Un austère praticable sépare verticalement l'espace en deux niveaux, animés d'un système qui déplace la partie centrale alternativement d'arrière en avant. Cette économie visuelle frustre le regard d'une dimension sémantique, concentrée sur une direction d'acteurs et une multiplication symbolique relativement complexes. Des avertissements sur des « effets sonores intenses » font qu’on plonge dès l'ouverture dans une pantomime où celui qu'on identifie comme le Commandeur s’effondre, terrassé par une crise cardiaque en écoutant sur un vieux 33 tours son monologue de la scène du cimetière.
Appuyé sur la réplique de Leporello : « Qui est mort ? Vous ou le vieux ? », on comprend que le séducteur qui erre tel un spectre sanguinolent jusqu'à la conclusion est l'autre partie de ce double de lui-même dont la mort véritable interviendra lorsqu’il découvrira son reflet dans un miroir.
La question de l'odor di femmina cède le pas à l'exploration de cette psyché en chute libre, observant avec un regard distancié le défilé des corps féminins parmi lesquels se distingue la douloureuse figure incestueuse de la petite fille qu'a été Donna Elvira succombant aux assauts de celui qui est à la fois son père et son séducteur. Ajoutons la symbolique du cœur palpitant, des mains qui se frôlent et la savante incongruité des effets sonores qui déforment l'espace acoustique, avec une série de séquences vidéo qui amplifient ce cauchemar éveillé.
La distribution affronte crânement cette lecture radicale avec, dans le rôle-titre, un Andrè Schuen parfait acteur mais d'une expressivité et d'une projection sans grand relief. La Donna Anna de Golda Schultz recueille un succès mérité, tant par les nuances de la ligne que par la qualité de ses moyens, là où Magdalena Kožená court parfois après les ornements et les difficultés techniques d'une Elvira passablement hallucinée et lunatique.

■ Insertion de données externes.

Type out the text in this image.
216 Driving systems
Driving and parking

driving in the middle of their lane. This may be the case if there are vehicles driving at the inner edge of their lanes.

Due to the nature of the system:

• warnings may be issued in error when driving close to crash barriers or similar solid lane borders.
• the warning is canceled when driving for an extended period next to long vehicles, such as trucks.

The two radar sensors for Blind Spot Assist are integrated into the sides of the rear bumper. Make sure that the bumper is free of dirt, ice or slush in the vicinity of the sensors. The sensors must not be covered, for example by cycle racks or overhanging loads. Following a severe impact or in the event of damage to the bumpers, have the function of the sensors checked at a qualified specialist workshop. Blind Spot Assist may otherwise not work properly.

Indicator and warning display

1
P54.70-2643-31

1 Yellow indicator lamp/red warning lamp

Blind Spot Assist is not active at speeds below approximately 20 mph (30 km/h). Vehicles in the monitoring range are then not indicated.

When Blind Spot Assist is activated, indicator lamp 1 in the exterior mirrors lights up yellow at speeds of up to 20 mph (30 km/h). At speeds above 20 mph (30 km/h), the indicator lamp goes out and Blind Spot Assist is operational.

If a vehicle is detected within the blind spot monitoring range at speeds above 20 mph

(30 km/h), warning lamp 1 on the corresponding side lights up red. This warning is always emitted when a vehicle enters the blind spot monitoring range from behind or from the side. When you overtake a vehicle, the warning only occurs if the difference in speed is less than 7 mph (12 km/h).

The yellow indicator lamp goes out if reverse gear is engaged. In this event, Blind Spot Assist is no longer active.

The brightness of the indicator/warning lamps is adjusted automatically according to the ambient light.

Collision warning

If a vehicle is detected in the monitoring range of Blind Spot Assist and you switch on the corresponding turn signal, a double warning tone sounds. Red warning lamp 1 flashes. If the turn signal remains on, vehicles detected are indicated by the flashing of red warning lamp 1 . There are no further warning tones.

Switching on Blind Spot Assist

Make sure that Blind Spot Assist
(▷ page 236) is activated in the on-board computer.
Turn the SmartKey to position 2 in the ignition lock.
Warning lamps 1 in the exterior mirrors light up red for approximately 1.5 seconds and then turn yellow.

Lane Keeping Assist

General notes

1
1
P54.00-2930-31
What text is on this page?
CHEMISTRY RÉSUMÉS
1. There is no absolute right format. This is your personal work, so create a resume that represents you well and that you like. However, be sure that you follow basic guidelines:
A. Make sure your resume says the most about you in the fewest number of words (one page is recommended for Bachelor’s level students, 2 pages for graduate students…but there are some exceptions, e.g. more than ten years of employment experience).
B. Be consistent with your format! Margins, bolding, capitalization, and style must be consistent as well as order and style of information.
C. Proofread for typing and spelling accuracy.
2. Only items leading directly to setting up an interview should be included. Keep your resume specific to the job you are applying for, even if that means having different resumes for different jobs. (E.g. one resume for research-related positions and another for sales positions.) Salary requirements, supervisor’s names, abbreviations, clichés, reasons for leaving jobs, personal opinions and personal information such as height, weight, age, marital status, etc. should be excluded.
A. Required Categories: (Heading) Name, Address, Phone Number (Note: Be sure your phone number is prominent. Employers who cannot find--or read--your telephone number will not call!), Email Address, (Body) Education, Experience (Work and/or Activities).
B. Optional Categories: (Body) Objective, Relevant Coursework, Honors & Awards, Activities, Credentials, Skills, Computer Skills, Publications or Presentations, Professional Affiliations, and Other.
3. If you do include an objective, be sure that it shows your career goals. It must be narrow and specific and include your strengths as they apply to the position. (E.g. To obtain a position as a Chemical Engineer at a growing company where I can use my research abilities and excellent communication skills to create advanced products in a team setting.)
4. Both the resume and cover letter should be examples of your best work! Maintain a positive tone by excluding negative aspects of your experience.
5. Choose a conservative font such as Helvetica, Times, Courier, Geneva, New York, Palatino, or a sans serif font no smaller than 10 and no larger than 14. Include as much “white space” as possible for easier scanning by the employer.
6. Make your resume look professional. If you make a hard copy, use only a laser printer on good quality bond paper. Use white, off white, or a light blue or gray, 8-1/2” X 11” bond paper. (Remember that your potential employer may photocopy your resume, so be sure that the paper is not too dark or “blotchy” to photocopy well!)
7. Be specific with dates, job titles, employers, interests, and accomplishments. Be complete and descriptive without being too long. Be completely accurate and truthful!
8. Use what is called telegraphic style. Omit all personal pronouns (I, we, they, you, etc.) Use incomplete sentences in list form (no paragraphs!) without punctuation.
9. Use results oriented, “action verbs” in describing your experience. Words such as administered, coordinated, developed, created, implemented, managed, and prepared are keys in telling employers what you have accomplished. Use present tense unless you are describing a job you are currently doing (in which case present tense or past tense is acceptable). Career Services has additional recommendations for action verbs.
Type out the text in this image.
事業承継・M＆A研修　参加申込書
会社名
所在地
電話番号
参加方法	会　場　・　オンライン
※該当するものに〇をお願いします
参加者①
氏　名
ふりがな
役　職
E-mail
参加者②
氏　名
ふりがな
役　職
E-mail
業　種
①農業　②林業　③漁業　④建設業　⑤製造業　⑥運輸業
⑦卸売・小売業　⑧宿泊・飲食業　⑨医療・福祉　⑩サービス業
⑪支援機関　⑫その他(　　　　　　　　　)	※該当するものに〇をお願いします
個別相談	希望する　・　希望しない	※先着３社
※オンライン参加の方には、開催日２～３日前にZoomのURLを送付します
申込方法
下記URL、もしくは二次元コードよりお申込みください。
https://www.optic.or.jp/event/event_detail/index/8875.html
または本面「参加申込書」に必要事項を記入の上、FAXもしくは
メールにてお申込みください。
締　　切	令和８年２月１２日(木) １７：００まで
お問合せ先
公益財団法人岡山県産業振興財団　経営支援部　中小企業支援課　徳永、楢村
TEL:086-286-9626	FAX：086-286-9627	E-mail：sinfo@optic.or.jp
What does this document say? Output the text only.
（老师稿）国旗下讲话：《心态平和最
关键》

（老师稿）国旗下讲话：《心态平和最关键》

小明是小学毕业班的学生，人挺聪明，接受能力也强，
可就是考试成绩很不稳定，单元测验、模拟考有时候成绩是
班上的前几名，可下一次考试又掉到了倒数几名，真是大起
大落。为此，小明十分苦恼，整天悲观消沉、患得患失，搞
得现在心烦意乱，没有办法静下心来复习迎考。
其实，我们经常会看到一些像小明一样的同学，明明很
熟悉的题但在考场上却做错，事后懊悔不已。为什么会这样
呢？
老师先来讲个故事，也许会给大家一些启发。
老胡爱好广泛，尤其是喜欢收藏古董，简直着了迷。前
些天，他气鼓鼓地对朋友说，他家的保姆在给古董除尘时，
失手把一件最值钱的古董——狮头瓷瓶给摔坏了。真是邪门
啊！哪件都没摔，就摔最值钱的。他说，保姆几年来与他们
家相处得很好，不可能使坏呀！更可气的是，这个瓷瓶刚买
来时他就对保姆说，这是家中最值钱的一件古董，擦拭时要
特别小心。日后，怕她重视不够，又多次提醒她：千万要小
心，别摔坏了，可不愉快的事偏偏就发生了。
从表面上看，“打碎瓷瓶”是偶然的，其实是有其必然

Amitai Pati compose un Ottavio somme toute élégant, mais à la surface vocale parfois limitée. Le Leporello de Krzysztof Bączyk est d'une sobriété presque distante, observateur et commentateur cynique de la déchéance de son maître. Paweł Horodyski livre un Masetto sonore et phrasé là où la Zerlina de Madison Nonoa minaude ses premières interventions. Clive Bayley révèle en Commandeur un engagement remarquable.
L'Orchestre symphonique de la Radio bavaroise déploie un écrin luxueux, curieusement conduit par un Simon Rattle confondant parfois les effets avec les intentions et passant régulièrement de la mise en valeur de l'éminente beauté de l'instrument à des contrastes gratuits et des équilibres problématiques.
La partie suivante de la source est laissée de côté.